Para ele, não era difícil ter alguma idéia do que seus companheiros estavam sentindo, mesmo os sentimentos mais profundos. Até mesmo no que se referia a Ikki, embora ele fosse mais enigmático, Shiryu tinha uma sensibilidade bem apurada, logo, era capaz de fazer alguma suposição sobre o que se passava no interior do cavaleiro de Fênix. Ademais, havia um laço muito forte entre todos eles, então, Shiryu estava consciente de que ele mesmo e seus amigos tinham um só coração e emoções semelhantes. Apesar de ele ter a impressão de que seus parceiros não compartilhariam (ao menos nesse momento) de sua tranqüilidade. Porque Shiryu realmente era uma pessoa de natureza serena, se bem que ficara abalado com a morte de Seiya, é claro, pois ele fora seu melhor amigo, um irmão, tudo.
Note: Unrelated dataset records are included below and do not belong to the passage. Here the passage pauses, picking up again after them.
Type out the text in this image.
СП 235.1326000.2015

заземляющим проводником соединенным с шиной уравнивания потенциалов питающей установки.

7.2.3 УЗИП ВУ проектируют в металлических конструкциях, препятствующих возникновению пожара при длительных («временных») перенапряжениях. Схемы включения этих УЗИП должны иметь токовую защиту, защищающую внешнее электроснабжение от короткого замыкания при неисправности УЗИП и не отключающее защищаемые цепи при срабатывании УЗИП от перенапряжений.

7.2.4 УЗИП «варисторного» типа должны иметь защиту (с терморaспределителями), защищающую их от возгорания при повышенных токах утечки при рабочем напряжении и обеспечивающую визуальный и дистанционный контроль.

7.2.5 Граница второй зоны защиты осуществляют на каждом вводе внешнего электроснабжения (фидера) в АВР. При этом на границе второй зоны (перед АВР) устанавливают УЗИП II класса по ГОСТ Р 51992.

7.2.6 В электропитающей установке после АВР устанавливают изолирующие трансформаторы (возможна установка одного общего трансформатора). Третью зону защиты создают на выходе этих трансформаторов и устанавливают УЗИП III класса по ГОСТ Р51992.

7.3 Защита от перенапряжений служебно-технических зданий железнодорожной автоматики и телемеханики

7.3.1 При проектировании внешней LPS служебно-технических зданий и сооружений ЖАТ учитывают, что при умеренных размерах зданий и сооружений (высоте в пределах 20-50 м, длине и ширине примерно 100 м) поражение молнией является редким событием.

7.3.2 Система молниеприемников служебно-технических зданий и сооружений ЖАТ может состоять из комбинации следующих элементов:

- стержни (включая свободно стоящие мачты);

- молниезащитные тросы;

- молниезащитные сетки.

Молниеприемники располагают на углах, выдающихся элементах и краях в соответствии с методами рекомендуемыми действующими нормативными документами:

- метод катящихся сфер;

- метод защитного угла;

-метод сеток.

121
Certamente, o cavaleiro de Dragão jamais poderia se esquecer de como o cavaleiro de Pégasus salvara a sua vida no Torneio Intergaláctico. Outra pessoa, no lugar de Seiya, talvez não tivesse se importado, porque afinal, eles estavam lá para lutar até as últimas conseqüências e, embora segundo as regras do torneio fosse proibido matar o oponente, não seria de se admirar se alguém tivesse morrido, já que os combates foram muito perigosos. Obviamente seria uma mácula para Saori Kido, pois fora ela quem organizara o torneio, e somente por isso ela ficaria abalada se tivesse ocorrido alguma morte, porque naquela época (ou seja, havia apenas uns poucos meses) Saori era uma egoísta e a única vida que tinha valor para ela era a sua mesma. Realmente ela mudara muito em tão pouco tempo. De qualquer maneira, nada de mal acontecera a Shiryu, pois Seiya o salvara, se bem que não tinha nenhuma obrigação de fazer isso, pois apesar dos momentos que passaram juntos na infância, anos depois eles eram somente dois estranhos, já não existia qualquer resquício de amizade entre eles. Entretanto, Seiya fora muito nobre, e mesmo estando muito ferido, fizera um tremendo esforço para salvá-lo, e com isso conquistara a eterna admiração de Shiryu.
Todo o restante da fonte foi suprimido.